On Saturday I had my annual Patient Appreciation Day and Anniversary party. We had a fantastic turnout. The party went from 10-2:00 pm and in that time I adjusted a little over 100 patients. My awesome massage therapist gave 40 chair massages much to the delight of all who were actually able to receive one. The place was packed and the food was stellar! In all, I cannot think of too many better ways to spend a Saturday then helping that many people improve their health.

The week before I saw new patients at no charge. That included the x-rays. I am actually going to continue the promotion informally this week, as well.

I want to express my appreciation to all who helped and all who came. I am grateful to have so many patients that I can call my friends!
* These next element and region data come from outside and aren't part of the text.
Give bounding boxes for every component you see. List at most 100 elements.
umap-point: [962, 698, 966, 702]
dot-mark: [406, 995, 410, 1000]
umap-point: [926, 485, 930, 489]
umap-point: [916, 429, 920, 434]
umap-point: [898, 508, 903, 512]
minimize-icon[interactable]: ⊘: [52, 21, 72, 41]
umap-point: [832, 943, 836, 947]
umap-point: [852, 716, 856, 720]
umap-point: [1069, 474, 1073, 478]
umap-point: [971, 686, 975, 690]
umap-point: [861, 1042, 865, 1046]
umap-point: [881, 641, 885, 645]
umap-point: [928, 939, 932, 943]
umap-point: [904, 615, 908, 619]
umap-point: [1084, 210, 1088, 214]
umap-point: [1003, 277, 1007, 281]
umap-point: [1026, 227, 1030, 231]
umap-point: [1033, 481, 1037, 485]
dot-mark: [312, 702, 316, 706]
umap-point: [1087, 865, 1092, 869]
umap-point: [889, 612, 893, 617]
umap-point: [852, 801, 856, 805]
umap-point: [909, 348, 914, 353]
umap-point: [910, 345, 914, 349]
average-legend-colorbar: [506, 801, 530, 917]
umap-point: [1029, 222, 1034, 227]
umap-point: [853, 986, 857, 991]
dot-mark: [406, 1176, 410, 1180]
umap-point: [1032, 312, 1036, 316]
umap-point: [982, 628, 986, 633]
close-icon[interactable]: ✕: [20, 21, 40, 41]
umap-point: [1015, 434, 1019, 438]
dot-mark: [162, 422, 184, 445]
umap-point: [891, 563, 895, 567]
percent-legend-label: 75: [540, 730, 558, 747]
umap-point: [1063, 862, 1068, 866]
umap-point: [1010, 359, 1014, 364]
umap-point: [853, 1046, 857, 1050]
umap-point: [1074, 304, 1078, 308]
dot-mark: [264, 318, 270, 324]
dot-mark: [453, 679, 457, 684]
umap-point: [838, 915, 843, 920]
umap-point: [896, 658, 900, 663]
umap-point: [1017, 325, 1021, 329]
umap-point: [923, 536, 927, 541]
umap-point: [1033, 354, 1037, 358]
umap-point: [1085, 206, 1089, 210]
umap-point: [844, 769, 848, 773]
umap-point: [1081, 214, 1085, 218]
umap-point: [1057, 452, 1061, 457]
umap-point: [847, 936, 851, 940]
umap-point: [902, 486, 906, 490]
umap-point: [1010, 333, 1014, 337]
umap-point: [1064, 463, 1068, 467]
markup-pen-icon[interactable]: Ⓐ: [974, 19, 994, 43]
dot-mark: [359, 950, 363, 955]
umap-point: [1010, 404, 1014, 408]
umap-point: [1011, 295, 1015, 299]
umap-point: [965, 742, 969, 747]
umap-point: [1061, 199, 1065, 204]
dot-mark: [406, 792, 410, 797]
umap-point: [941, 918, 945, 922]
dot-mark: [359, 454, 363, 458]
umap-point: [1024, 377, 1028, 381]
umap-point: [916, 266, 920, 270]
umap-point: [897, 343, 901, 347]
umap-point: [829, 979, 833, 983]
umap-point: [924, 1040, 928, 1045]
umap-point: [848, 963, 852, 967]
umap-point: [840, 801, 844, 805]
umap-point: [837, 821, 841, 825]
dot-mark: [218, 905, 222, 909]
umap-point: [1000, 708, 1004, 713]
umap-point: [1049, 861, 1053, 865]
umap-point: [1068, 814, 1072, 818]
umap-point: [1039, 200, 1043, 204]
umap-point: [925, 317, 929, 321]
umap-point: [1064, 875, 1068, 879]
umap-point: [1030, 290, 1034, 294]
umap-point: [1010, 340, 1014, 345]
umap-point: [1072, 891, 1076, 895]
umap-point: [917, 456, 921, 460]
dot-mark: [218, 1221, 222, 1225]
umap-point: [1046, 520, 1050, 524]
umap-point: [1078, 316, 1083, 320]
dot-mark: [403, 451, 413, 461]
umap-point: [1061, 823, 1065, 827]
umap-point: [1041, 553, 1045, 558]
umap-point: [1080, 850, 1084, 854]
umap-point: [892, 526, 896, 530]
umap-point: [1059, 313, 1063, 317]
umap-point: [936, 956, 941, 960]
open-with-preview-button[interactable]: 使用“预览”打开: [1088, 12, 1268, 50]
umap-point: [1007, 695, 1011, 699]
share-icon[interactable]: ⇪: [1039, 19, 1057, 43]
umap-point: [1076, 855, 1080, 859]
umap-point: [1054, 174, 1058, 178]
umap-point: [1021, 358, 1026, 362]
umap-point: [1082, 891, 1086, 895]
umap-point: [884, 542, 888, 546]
“Nothing Helps My Mid Back Pain!”


At least once a week I get a person in here who presents with mid back pain that is dull and achy but can go really sharp. It is a stabbing pain that feels like a knife going right through to the front. Taking a deep breath is difficult and forget about sneezing, coughing or laughing. Often times they feel like they are having a heart attack because of the tightness, the altered breathing and because it can even refer pain into the arm.

That, my friends, is a rib subluxation. The worst part about it, besides the unbearable pain, is that unless you address the concern directly, it can linger for a long time and go chronic. It is also something that doctors, including chiropractors, don’t always look at and don’t always know how to handle.

Luckily for me (insert tongue into cheek), I have a rib that subluxates quite often and have had it since I was 20. It was the cause of of miserable pain and some nasty heart burn (another topic of conversation that we can address later). When I finally found a chiropractor who figured out that it was, in fact, a rib and not my neck or a thoracic vertebra that had subluxated, then adjusted it properly, it was heaven. Since then, I make sure to educate my patients that have a history of rib subluxtions to let me know if it is acting up before I get too far into adjusting the spine. Otherwise, we can keep adjusting and never quite see full improvement.

Does This Frustrate You?

I was talking to a patient the other day about the problems she was having with her feet. The symptoms didn’t seem to be consitent with any musculoskeletal trauma and the presentation was a little vague (generalized pain but in the joint line, kind of achy, hurt at random times, etc.) At the same time, she has also been complaning  that her psoriais is acting up. This sparked a thought in my brain that she may be suffering from psoriatic arthritis. 

I told her to look up some information and also to talk to her MD about it to see if he woul do any follow up testing. She reported back later that when she mentioned it to him he said, without even examining the foot, “I dont’ think it’s that.” To which the patient replied, “What do think it is then?” The doctor said, “I have no idea.” 

WHAT? How can you say it is not something but also say you have no idea what it is? Does this make sense? If it were completely out of the range of possibilites like, “Hey doc my ankle hurts do you think I may have been bitten by a cobra while in bed last night (assuming you don’t live in India)?,” then I could see answering the way he did. But please, give the patient a break! At least tell her why you don’t think it is psoriatic arthritis. Better yet, try diagnosing for real before you rule out something. Frustrating!